A few moments later the small frigate was all but invisible on the far side of the much larger 40-gun frigate, which now stood so close Enid could see the gunners peering around their cannons through its gaping gun ports. She noted the hateful smile upon the scarlet-cloaked Confessor as he leaned indolently upon the rail of the quarterdeck. One of the frigate’s guns boomed and belched smoke and actinic fire. Enid was startled despite herself. An alarmingly large plume of water erupted just past the Marie’s bow, bathing the front half of her deck in acrid-smelling water. Master Arnaud turned to her, his expression halfway between apology and resignation, and shouted for his men to strike the colors and bring the Marie around to be boarded.

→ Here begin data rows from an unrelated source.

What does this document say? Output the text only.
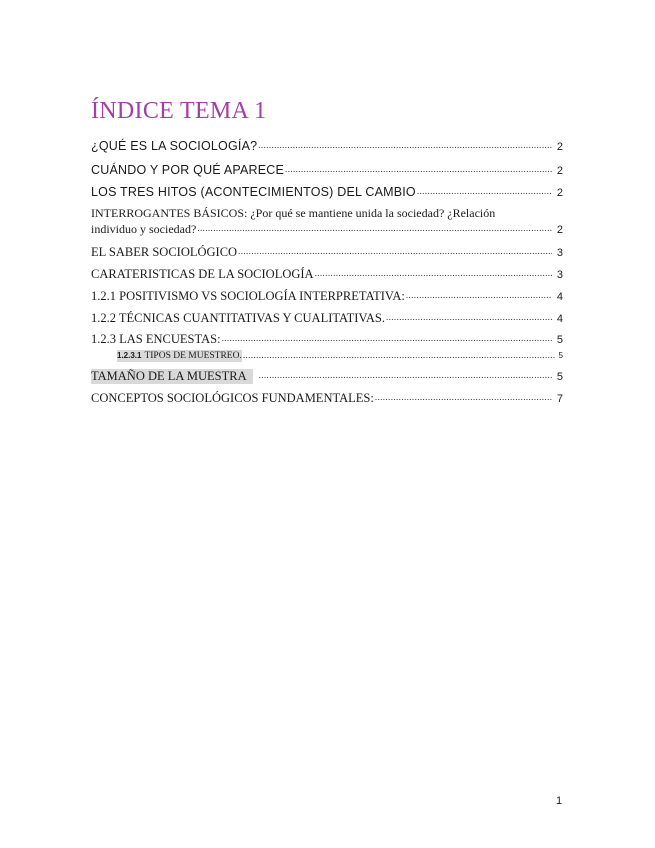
ÍNDICE TEMA 1
¿QUÉ ES LA SOCIOLOGÍA? .....	2
CUÁNDO Y POR QUÉ APARECE .....	2
LOS TRES HITOS (ACONTECIMIENTOS) DEL CAMBIO .....	2
INTERROGANTES BÁSICOS: ¿Por qué se mantiene unida la sociedad? ¿Relación
individuo y sociedad? .....	2
EL SABER SOCIOLÓGICO .....	3
CARATERISTICAS DE LA SOCIOLOGÍA .....	3
1.2.1 POSITIVISMO VS SOCIOLOGÍA INTERPRETATIVA: .....	4
1.2.2 TÉCNICAS CUANTITATIVAS Y CUALITATIVAS. .....	4
1.2.3 LAS ENCUESTAS: .....	5
1.2.3.1 TIPOS DE MUESTREO. .....	5
TAMAÑO DE LA MUESTRA .....	5
CONCEPTOS SOCIOLÓGICOS FUNDAMENTALES: .....	7
1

The big frigate erupted in boisterous cheers as the Ardain flag was lowered aboard the Marie, her crew and officers apparently untouched by the irony inherent in the little merchant striking the same flag that flew from the frigate’s mizzenmast. Enid leaned heavily on the rail, her face set in an expression of sour resignation. The frigate lowered a boat to ferry across the boarding party. Arnaud came to join her and when she turned to glance at him, he seemed smaller somehow, as if the last orders he’d shouted as the Marie’s commander had taken all his energy and vitality with them. She shrugged to herself and doubted if she looked much better to him.
“Will the Confessor come with them?” She gestured with her chin toward the boat bobbing at the frigate’s side. Sailors and a few marines swarmed down ladders on the ship’s side to take their places in the boat. It was difficult for her to imagine the scarlet eminence of a Confessor duplicating the feat.
“No, milady. A lieutenant will be sent across with the compliments of the frigate’s captain and demand I present myself and my ship’s papers to him at once. They’ll take me across while the lieutenant and his men make a quick survey of the Marie and search the passengers and crew for hard coin. Any money aboard is forfeit to them at once, you see.”
Enid made a disparaging remark about piracy as the smaller frigate slowly emerged from behind the bulk of her sister ship, passing her astern, just as Master Arnaud predicted. Her second remark, regarding vultures arriving late behind the wolf, was drowned out by the deafening roar of a cannonade and the aft third of the Artagny vanished in a thick cloud of gray-white smoke and splinters.